A peine les tours d’eau terminés, une partie des habitants de l’île ont eu le temps d’avaler une citronnade que déjà leur robinet était à sec. « En raison de pannes sur l’usine de dessalement de Petite Terre », indiquaient les communiqués de la SMAE qui imposait de disposer de l’eau courante un soir sur deux dans le secteur Nord-Est Koungou, Majicavo Lamir, Majicavo Koropa, Mandzarsoa, Doujani et Petite Terre. Les deux pompes de remplacement alimentant l’ancienne usine étant arrivées ce lundi, elle a pu de nouveau être productive. Quant à la nouvelle usine, elle doit recevoir 3 NIROBOX, permettant le traitement des eaux. « Le niveau de production en dessalement devrait atteindre les 2.000 m3 d’avant la panne », nous rapporte Ibrahim Aboubacar, Directeur des services du Syndicat Mixte d’Eau et d’Assainissement de Mayotte (SMEAM).
Problème, depuis la fin des tours d’eau liés à la pénurie de la fin 2020, la consommation qui avait chuté à 34.000 m3, a repris son rythme de croisière et même au delà, « nous dépassons régulièrement les 36.000 m3 ». Or, 36.000m3, c’est quasiment à la virgule prés le volume de production, toutes sources confondues.
La preuve que tout n’est pas revenu à la normale, les robinets des régions du sud sont toujours alternativement coupés en raison de l’insuffisante capacité des réservoirs de stockage. De Tsoundzou II à Kani Keli en passant par Chirongui et Sada, les habitants sont victimes de sous-investissement dans les infrastructures de la précédente équipe du SMEAM, en rapport avec la croissance de la population. Ça urge donc. « Ce sont les réservoirs de tête de Ongoujou et Chiconi qui posent problème. Ils desservent le sud de Mayotte. Ces travaux sont inscrits dans le Schéma directeur sur l’eau en cours de budgétisation pour l’année 2021. Ils ne sont pas encore financés », rapporte encore Ibrahim Aboubacar. Le montant de 120 millions d’euros de travaux avait été estimé en décembre par le SMEAM.

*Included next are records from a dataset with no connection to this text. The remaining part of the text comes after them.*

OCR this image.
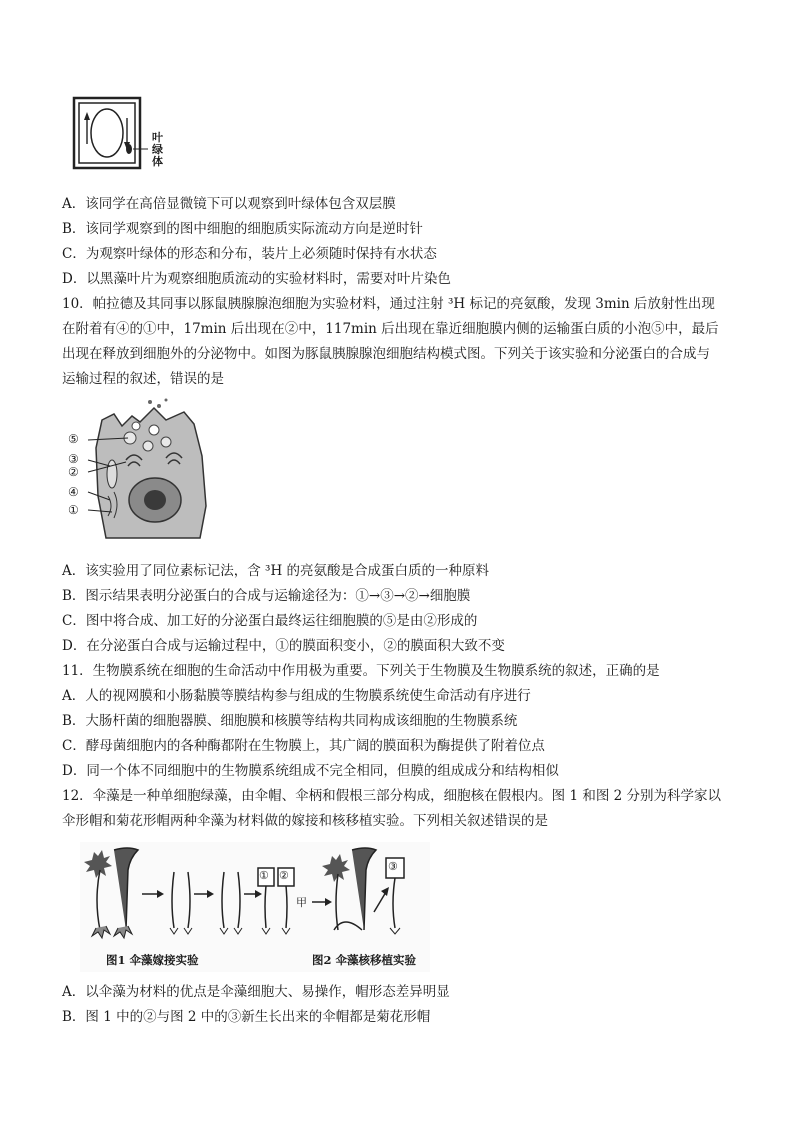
叶绿体
A．该同学在高倍显微镜下可以观察到叶绿体包含双层膜
B．该同学观察到的图中细胞的细胞质实际流动方向是逆时针
C．为观察叶绿体的形态和分布，装片上必须随时保持有水状态
D．以黑藻叶片为观察细胞质流动的实验材料时，需要对叶片染色
10．帕拉德及其同事以豚鼠胰腺腺泡细胞为实验材料，通过注射 ³H 标记的亮氨酸，发现 3min 后放射性出现
在附着有④的①中，17min 后出现在②中，117min 后出现在靠近细胞膜内侧的运输蛋白质的小泡⑤中，最后
出现在释放到细胞外的分泌物中。如图为豚鼠胰腺腺泡细胞结构模式图。下列关于该实验和分泌蛋白的合成与
运输过程的叙述，错误的是
⑤
③
②
④
①
A．该实验用了同位素标记法，含 ³H 的亮氨酸是合成蛋白质的一种原料
B．图示结果表明分泌蛋白的合成与运输途径为：①→③→②→细胞膜
C．图中将合成、加工好的分泌蛋白最终运往细胞膜的⑤是由②形成的
D．在分泌蛋白合成与运输过程中，①的膜面积变小，②的膜面积大致不变
11．生物膜系统在细胞的生命活动中作用极为重要。下列关于生物膜及生物膜系统的叙述，正确的是
A．人的视网膜和小肠黏膜等膜结构参与组成的生物膜系统使生命活动有序进行
B．大肠杆菌的细胞器膜、细胞膜和核膜等结构共同构成该细胞的生物膜系统
C．酵母菌细胞内的各种酶都附在生物膜上，其广阔的膜面积为酶提供了附着位点
D．同一个体不同细胞中的生物膜系统组成不完全相同，但膜的组成成分和结构相似
12．伞藻是一种单细胞绿藻，由伞帽、伞柄和假根三部分构成，细胞核在假根内。图 1 和图 2 分别为科学家以
伞形帽和菊花形帽两种伞藻为材料做的嫁接和核移植实验。下列相关叙述错误的是
① ②
③
甲
图1 伞藻嫁接实验	图2 伞藻核移植实验
A．以伞藻为材料的优点是伞藻细胞大、易操作，帽形态差异明显
B．图 1 中的②与图 2 中的③新生长出来的伞帽都是菊花形帽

Deux nouveaux forages dans le Nord
Ces coupures sont quasiment automatiques dès que les tensions production/consommation se font jour, « il faut trouver une solution pour rétablir ce rapport. »
Du côté de la consommation, les variables d’ajustement s’appellent tours d’eau, recherche des fuites et kits hydro-économes. Si les premiers sont à l’étude, les secondes sont en cours, et les 3ème insatisfaisants : « Les kits distribués au CCAS n’ont pas été répercutés aux habitants. Il faut mettre en place une organisation adaptée ».

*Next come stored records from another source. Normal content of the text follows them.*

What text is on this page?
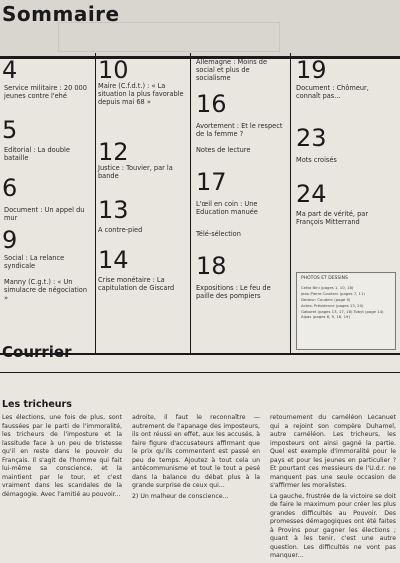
Sommaire
4
Service militaire : 20 000 jeunes contre l'ehé
5
Editorial : La double bataille
6
Document : Un appel du mur
9
Social : La relance syndicale
Manny (C.g.t.) : « Un simulacre de négociation »
10
Maire (C.f.d.t.) : « La situation la plus favorable depuis mai 68 »
12
Justice : Touvier, par la bande
13
A contre-pied
14
Crise monétaire : La capitulation de Giscard
Allemagne : Moins de social et plus de socialisme
16
Avortement : Et le respect de la femme ?
Notes de lecture
17
L'œil en coin : Une Education manuée
Télé-sélection
18
Expositions : Le feu de paille des pompiers
19
Document : Chômeur, connaît pas...
23
Mots croisés
24
Ma part de vérité, par François Mitterrand
PHOTOS ET DESSINS
Cetta Bini (pages 1, 10, 18)
Jean-Pierre Couderc (pages 7, 11)
Dedeur: Couderc (page 9)
Actes: Présidence (pages 13, 20)
Gaboret (pages 13, 17, 18) Tobyt (page 14) Alpas (pages 6, 9, 18, 19)
Courrier
Les tricheurs

Les élections, une fois de plus, sont faussées par le parti de l'immoralité, les tricheurs de l'imposture et la lassitude face à un peu de tristesse qu'il en reste dans le pouvoir du Français. Il s'agit de l'homme qui fait lui-même sa conscience, et la maintient par le tour, et c'est vraiment dans les scandales de la démagogie. Avec l'amitié au pouvoir...

adroite, il faut le reconnaître — autrement de l'apanage des imposteurs, ils ont réussi en effet, aux les accusés, à faire figure d'accusateurs affirmant que le prix qu'ils commentent est passé en peu de temps. Ajoutez à tout cela un antécommunisme et tout le tout a pesé dans la balance du débat plus à la grande surprise de ceux qui...

2) Un malheur de conscience...

retournement du caméléon Lecanuet qui a rejoint son compère Duhamel, autre caméléon. Les tricheurs, les imposteurs ont ainsi gagné la partie. Quel est exemple d'immoralité pour le pays et pour les jeunes en particulier ? Et pourtant ces messieurs de l'U.d.r. ne manquent pas une seule occasion de s'affirmer les moralistes.

La gauche, frustrée de la victoire se doit de faire le maximum pour créer les plus grandes difficultés au Pouvoir. Des promesses démagogiques ont été faites à Provins pour gagner les élections ; quant à les tenir, c'est une autre question. Les difficultés ne vont pas manquer...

Du côté de la production, et en attendant que la 3ème retenue collinaire préconisée depuis plusieurs années, voit son 1er coup de pelle, de bonnes nouvelles sont annoncées. Dans le Nord. « Deux nouveaux forages sont opérationnels, à Kawéni, opérationnels depuis la semaine dernière avec 800m3/jour, et à Majimbini, avec 300m3/jour. Ça participe à remédier à la situation dans le Nord. » Sur l’ensemble de l’île, 22 forages sont en exploitation, dont deux seulement se trouvent dans le Sud. « C’est lié à la topographie de l’île, et il pleut davantage au Nord », permettant aux nappes phréatiques de se charger. Un 3ème forage sera fonctionnel à Miréréni, en plus de Dapani et Mronabeja.
Contrairement aux retenues collinaires, les forages ne sont pas interconnectés, ne permettant donc pas de transférer l’eau d’une région à l’autre.
C’est peu de dire si le mécontentement fleurit chez les habitants. Face à la grogne sociale, le syndicat des eaux avait convié les associations de consommateurs en décembre. Elles avaient fait remonter la « double peine », de factures salées alors que les foyers devaient s’approvisionner en packs d’eau pour pallier la mauvaise qualité du liquide lors de la remise en eau. « Nous conseillons de ne pas la consommer dans la demi-journée suivant », leur avait-on dit. La mention « laisser couler le robinet jusqu’à ce qu’elle soit claire » est aussi un vecteur de gaspillage. La communication est à revoir, en préconisant par exemple de d’utiliser cette eau à des tâches ménagères.
D’autre part, l’apport de citernes ou de rampes d’eau pour garantir l’approvisionnement des habitants serait la bienvenue.
La population ne pouvant que croitre, et dans un contexte où le lavage des mains est devenu une urgence sanitaire, les acteurs doivent accroitre la production, en misant au plus vite sur l’équivalent du Plan d’urgence eau. Et s’y tenir cette fois.